Ein Schuhlöffel kehrt zurück

Seit 1890 bestand das Schuhhaus Dorwarth in der Weißhofer Str. 32. Der schön gestaltete Schuhlöffel hat eine weite Reise hinter sich, ehe er wieder nch Bretten kam.
  • Seit 1890 bestand das Schuhhaus Dorwarth in der Weißhofer Str. 32. Der schön gestaltete Schuhlöffel hat eine weite Reise hinter sich, ehe er wieder nch Bretten kam.
  • hochgeladen von Heidemarie Leins

Ein Schuhlöffel geht auf Reisen

Ich packe meinen Rucksack und tue hinein, dieses Spiel für das Gedächtnistraining, stellt sich jeder, der vereisen, auswandern will oder gar fliehen muss. So fragte ich eine Freundin, die sich entschloss, mit ihrer Familie nach Deutschland zu kommen. Was hattest Du in Deinem Gepäck, einem Gepäck, das keine Rückkehr möglich macht? 20 kg sind nicht viel für ein rückwärts bzw. in die Zukunft gerichtetes Leben. Sie zählte auf, Fotos, Unterwäsche zum Wechseln und u. a. einen Dosenöffner. Ja, um Himmels Willen, einen Dosenöffner. Es könnte sein, dass wir Dosen bekommen, meinte sie, dann hat wenigstens jemand einen Dosenöffner. Sie hat ihn heute noch im Gebrauch.
Warum erzähle ich diese Geschichte?

Ins Archiv kam eine Anfrage aus London. Zachy Beeris Urgroßvater, Alfred Tiefenbrunner, hatte ein Wäsche- und Kleidergeschäft in der Pforzheimer Straße. Das Haus steht heute noch fast unverändert. Es ging bei der Korrespondenz dann um Unterlagen und um einen Besuch in Bretten. Heidi Leins übernahm die Vorbereitung, als irgendwann aus London die Frage auftauchte, gibt es das Schuhgeschäft Dorwarth noch. Der Grund für diese Frage war ein „shoehorn“. Der Schuhlöffel, auf dem das Schuhgeschäft Dorwarth als eines der größten in der Gegend gepriesen wird, hat demnach einen langen, langen Weg hinter sich.
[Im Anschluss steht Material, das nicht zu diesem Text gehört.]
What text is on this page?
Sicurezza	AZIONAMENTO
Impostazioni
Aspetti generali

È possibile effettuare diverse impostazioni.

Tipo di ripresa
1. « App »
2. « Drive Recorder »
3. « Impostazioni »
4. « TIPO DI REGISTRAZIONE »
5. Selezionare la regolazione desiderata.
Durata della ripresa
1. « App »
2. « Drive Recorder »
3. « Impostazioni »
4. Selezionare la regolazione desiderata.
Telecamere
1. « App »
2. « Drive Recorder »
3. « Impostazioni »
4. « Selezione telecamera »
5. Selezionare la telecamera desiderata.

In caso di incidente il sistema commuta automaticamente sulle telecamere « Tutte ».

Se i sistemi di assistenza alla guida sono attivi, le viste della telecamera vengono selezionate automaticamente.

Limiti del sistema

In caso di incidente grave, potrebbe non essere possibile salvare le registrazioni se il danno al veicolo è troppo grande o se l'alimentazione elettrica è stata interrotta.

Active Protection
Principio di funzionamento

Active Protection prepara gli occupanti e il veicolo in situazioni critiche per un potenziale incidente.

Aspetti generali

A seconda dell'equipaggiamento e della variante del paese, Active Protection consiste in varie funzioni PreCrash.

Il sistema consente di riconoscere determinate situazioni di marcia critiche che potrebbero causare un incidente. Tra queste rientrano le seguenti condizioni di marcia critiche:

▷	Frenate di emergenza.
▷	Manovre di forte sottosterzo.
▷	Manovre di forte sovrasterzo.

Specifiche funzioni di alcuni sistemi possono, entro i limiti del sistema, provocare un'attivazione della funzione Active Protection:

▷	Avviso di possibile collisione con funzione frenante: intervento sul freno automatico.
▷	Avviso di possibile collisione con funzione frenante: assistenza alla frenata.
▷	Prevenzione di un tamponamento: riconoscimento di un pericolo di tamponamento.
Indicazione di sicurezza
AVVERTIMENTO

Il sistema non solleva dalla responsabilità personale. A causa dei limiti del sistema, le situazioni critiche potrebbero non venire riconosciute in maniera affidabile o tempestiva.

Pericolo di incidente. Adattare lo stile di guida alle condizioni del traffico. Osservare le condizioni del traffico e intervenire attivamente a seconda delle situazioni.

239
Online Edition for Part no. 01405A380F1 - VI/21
Karl Tiefenbrunner, der Sohn des Alfred Tiefenbrunner, war Diamantschleifer, hatte die badische Staatsangehörigkeit, wie die ganze Familie. Die Familie zog nach Karlsruhe. Karl heiratete, der Sohn Wolfgang wurde geboren, und die Familie flüchtete vor den Nazigreueltaten 1936 nach Palästina. Mit im Gepäck - ein Brettener Schuhlöffel. Ein Schuhlöffel ist ein wichtiges Hilfsmittel, denn die Schuhe waren meistens nur mit einem Schuhlöffel anzuziehen. Einfach nur hineinschlüpfen war da nicht möglich.
Jahrzehnte war er nun in Israel, hatte wahrscheinlich längst ausgedient, wurde aber als Erinnerungsstück aufbewahrt. Nun zogen Teile der Familie nach London, und der Schuhlöffel ist wieder dabei. Als Erinnerung an die Zeit in Bretten oder an die Familie? Vielleicht beides, denn durch den Besuch der Familie hat Bretten als Wohnort der Familie auch ein Gesicht bekommen. Heidi Leins freute sich über das Fundstück in zweierlei Hinsicht. Zum einen demonstriert er ein Stück Brettener Werbegeschichte und zum anderen ist er ein Stück aus einem jüdischen Haushalt. Sie bat die Familie in London, dieses kostbare Stück wohl zu behüten. Doch was geschah beim Besuch der Familie in Bretten? Nachdem alle Fragen zur Familie Tiefenbrunner im Stadtarchiv geklärt werden konnten, zog Zachy Beeri ein Päckchen aus der Tasche und übergab es - den Schuhlöffel mit Werbeeindruck des Schuhgeschäftes Dorwarth, das von 1890 – 1951 in der Weißhofer Str. 32 seinen Sitz hatte.
Mehr als gerührt, wurde das Original bestaunt. Warum behaltet Ihr es nicht selbst? Der Schuhlöffel ist besser im Archiv aufgehoben als bei den Nachfahren. Das Geschenk ist als Dank für alle Freundlichkeit der Betreuung zu verstehen.